Operations Management

The GAI LLMs like NLP techniques are deployed in the operations management subjects such as product lifecycle management, operational excellence, inventory control and sales forecasting (Kang et al., 2020). The study disclosed that an NLP combination of text categorisation algorithms and manual inspection was used to extract supplied information from each imported raw data transaction and unprocessed bill of freight forms (Jain et al., 2014). Moreover, NLP uses sentiment analysis through retrieved data from social media websites to understand the quality of products and services in the firms (Cui et al., 2018). Then, NLP upgrades the flexibility in process by evaluating the company descriptions in 10-K filings to determine how product language overlaps at various industry, intra-industry and inter-industry levels (Hoberg & Philips, 2018).

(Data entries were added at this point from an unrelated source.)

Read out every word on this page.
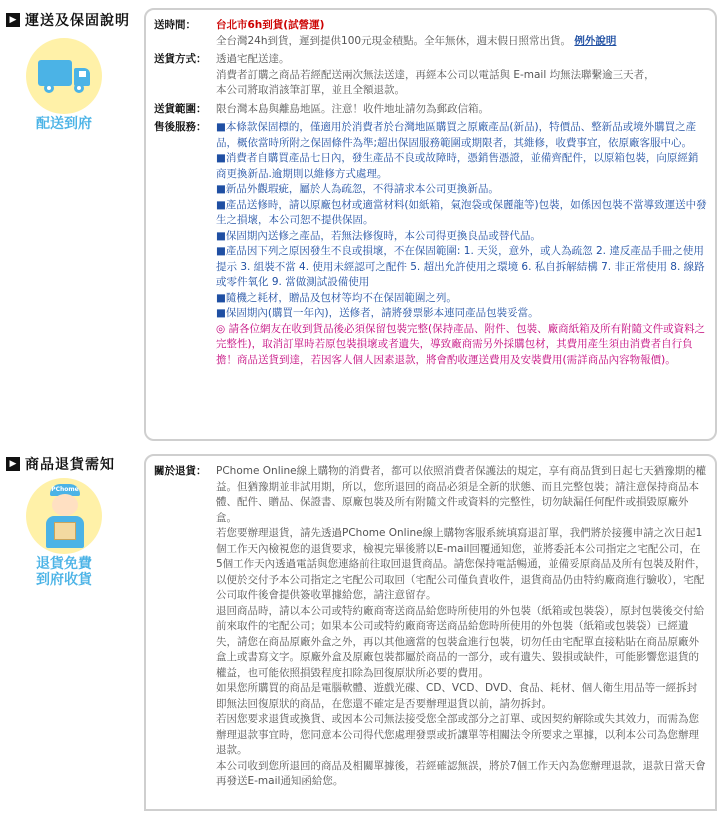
▶ 運送及保固說明
配送到府
送時間：	台北市6h到貨(試營運)
全台灣24h到貨，遲到提供100元現金積點。全年無休，週末假日照常出貨。 例外說明
送貨方式： 透過宅配送達。
消費者訂購之商品若經配送兩次無法送達，再經本公司以電話與 E-mail 均無法聯繫逾三天者，
本公司將取消該筆訂單，並且全額退款。
送貨範圍： 限台灣本島與離島地區。注意！收件地址請勿為郵政信箱。
售後服務： ■本條款保固標的，僅適用於消費者於台灣地區購買之原廠產品(新品)，特價品、整新品或境外購買之產品，概依當時所附之保固條件為準;超出保固服務範圍或期限者，其維修，收費事宜，依原廠客服中心。
■消費者自購買產品七日內，發生產品不良或故障時，憑銷售憑證，並備齊配件，以原箱包裝，向原經銷商更換新品.逾期則以維修方式處理。
■新品外觀瑕疵，屬於人為疏忽，不得請求本公司更換新品。
■產品送修時，請以原廠包材或適當材料(如紙箱，氣泡袋或保麗龍等)包裝，如係因包裝不當導致運送中發生之損壞，本公司恕不提供保固。
■保固期內送修之產品，若無法修復時，本公司得更換良品或替代品。
■產品因下列之原因發生不良或損壞，不在保固範圍: 1. 天災，意外，或人為疏忽 2. 違反產品手冊之使用提示 3. 組裝不當 4. 使用未經認可之配件 5. 超出允許使用之環境 6. 私自拆解結構 7. 非正常使用 8. 線路或零件氧化 9. 當做測試設備使用
■隨機之耗材，贈品及包材等均不在保固範圍之列。
■保固期內(購買一年內)，送修者，請將發票影本連同產品包裝妥當。
◎ 請各位網友在收到貨品後必須保留包裝完整(保持產品、附件、包裝、廠商紙箱及所有附隨文件或資料之完整性)，取消訂單時若原包裝損壞或者遺失，導致廠商需另外採購包材，其費用產生須由消費者自行負擔！商品送貨到達，若因客人個人因素退款，將會酌收運送費用及安裝費用(需詳商品內容物報價)。
▶ 商品退貨需知
PChome
退貨免費
到府收貨
關於退貨： PChome Online線上購物的消費者，都可以依照消費者保護法的規定，享有商品貨到日起七天猶豫期的權益。但猶豫期並非試用期，所以，您所退回的商品必須是全新的狀態、而且完整包裝；請注意保持商品本體、配件、贈品、保證書、原廠包裝及所有附隨文件或資料的完整性，切勿缺漏任何配件或損毀原廠外盒。
若您要辦理退貨，請先透過PChome Online線上購物客服系統填寫退訂單，我們將於接獲申請之次日起1個工作天內檢視您的退貨要求，檢視完畢後將以E-mail回覆通知您，並將委託本公司指定之宅配公司，在5個工作天內透過電話與您連絡前往取回退貨商品。請您保持電話暢通，並備妥原商品及所有包裝及附件，以便於交付予本公司指定之宅配公司取回（宅配公司僅負責收件，退貨商品仍由特約廠商進行驗收），宅配公司取件後會提供簽收單據給您，請注意留存。
退回商品時，請以本公司或特約廠商寄送商品給您時所使用的外包裝（紙箱或包裝袋），原封包裝後交付給前來取件的宅配公司；如果本公司或特約廠商寄送商品給您時所使用的外包裝（紙箱或包裝袋）已經遺失，請您在商品原廠外盒之外，再以其他適當的包裝盒進行包裝，切勿任由宅配單直接粘貼在商品原廠外盒上或書寫文字。原廠外盒及原廠包裝都屬於商品的一部分，或有遺失、毀損或缺件，可能影響您退貨的權益，也可能依照損毀程度扣除為回復原狀所必要的費用。
如果您所購買的商品是電腦軟體、遊戲光碟、CD、VCD、DVD、食品、耗材、個人衛生用品等一經拆封即無法回復原狀的商品，在您還不確定是否要辦理退貨以前，請勿拆封。
若因您要求退貨或換貨、或因本公司無法接受您全部或部分之訂單、或因契約解除或失其效力，而需為您辦理退款事宜時，您同意本公司得代您處理發票或折讓單等相關法令所要求之單據，以利本公司為您辦理退款。
本公司收到您所退回的商品及相關單據後，若經確認無誤，將於7個工作天內為您辦理退款，退款日當天會再發送E-mail通知函給您。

Supply Chain and Logistics Management

The GAI describes the techniques used by AI for sensing and communicating (Pournader et al., 2021). Then, NLP is a language model of AI and its application that involves inventing tools that can carry out tasks when given instructions in human language and magnifies the software and human interfaces (Zanon et al., 2020). As an illustration, the research that investigates how NLP can be used to automatically validate and build supply chain maps for improving architectural insight of a supply chain from unprocessed material including newspapers or blogs (Wichmann et al., 2020). Further, ChatGPT and NLP also contribute and encourage flexibility in route optimisation by analysing logistical data and providing suggestions to expedite delivery and reduce costs (Trivedi, 2023). ChatGPT automates tedious, repetitive procedures such as invoicing and giving real information availability for all stakeholders and decreasing the chance of misconceptions and errors by strengthening supply chain communication, smart manufacturing, automated customer service, optimising the inventory and warehouse, proper routing, and it enhances customer satisfaction in industry 4.0 (Hose et al., 2023; Trivedi, 2023). For example, FedEx avails NLP as a chatbot to comprehend client queries and provide real-time information on cargo status, delivery timetables and customs clearance. NLP assisted the FedEx firm to increase customer satisfaction and decrease the strain on their customer service crew (Trivedi, 2023). Lastly, through ChatGPT, OpenAI promotes flexibility by simplifying the logistics industry to foster green supply chain operational process, and it delivers information that is not only timely but also corrects errors and achieves client satisfaction with prompt responses and delivery (Brown, 2023; Dhillon et al., 2023).

Human Resource Management

Human resources are among the most sophisticated and imperfect company areas (Joshbersin, 2023; Varsha & Shree, 2023). The emergence and function of ChatGPT GAI generates content for position description, expertise guidelines, understanding layouts, orientation and training and transition tools. Further, this emerging technology constructs skills patterns, knowledge models and applicant profiles for recruitment. Again, ChatGPT assesses and amplifies compensation, salary standards and awards. Lastly, ChatGPT brings flexibility in the human resource domain which contributes to employers and assists managers and employees in terms of implementation of performance management and evaluation, mentoring, leadership training, mental health and well-being (Joshbersin, 2023).

Strategic Management

Another distinguishing feature of new entrepreneurs is a lack of management experience, and the advice given by their colleagues has been determined to impact the performance of their start-up (Chatterji et al., 2019). It is critical for mature companies to achieve innovative thinking in order to gain a competitive advantage. Thus, firms use natural language processing (NLP) to sanitise app descriptions and measure two concepts to attain flexibility: prototype resemblance and exemplar comparability (Barlow et al., 2019). The study disclosed the usage of topic modelling to retrieve 100 themes from the USPTO (United States Patent and Trademark Office) document abstract and to regulate whether patents originated as novel ideas. They chose all patents that exceeded a threshold controlled by three expert coders and were weighted for topic, as well as those that appeared within the first 12 months of topic formation from the entrepreneurs (based on application date) (Kaplan & Vakili, 2015).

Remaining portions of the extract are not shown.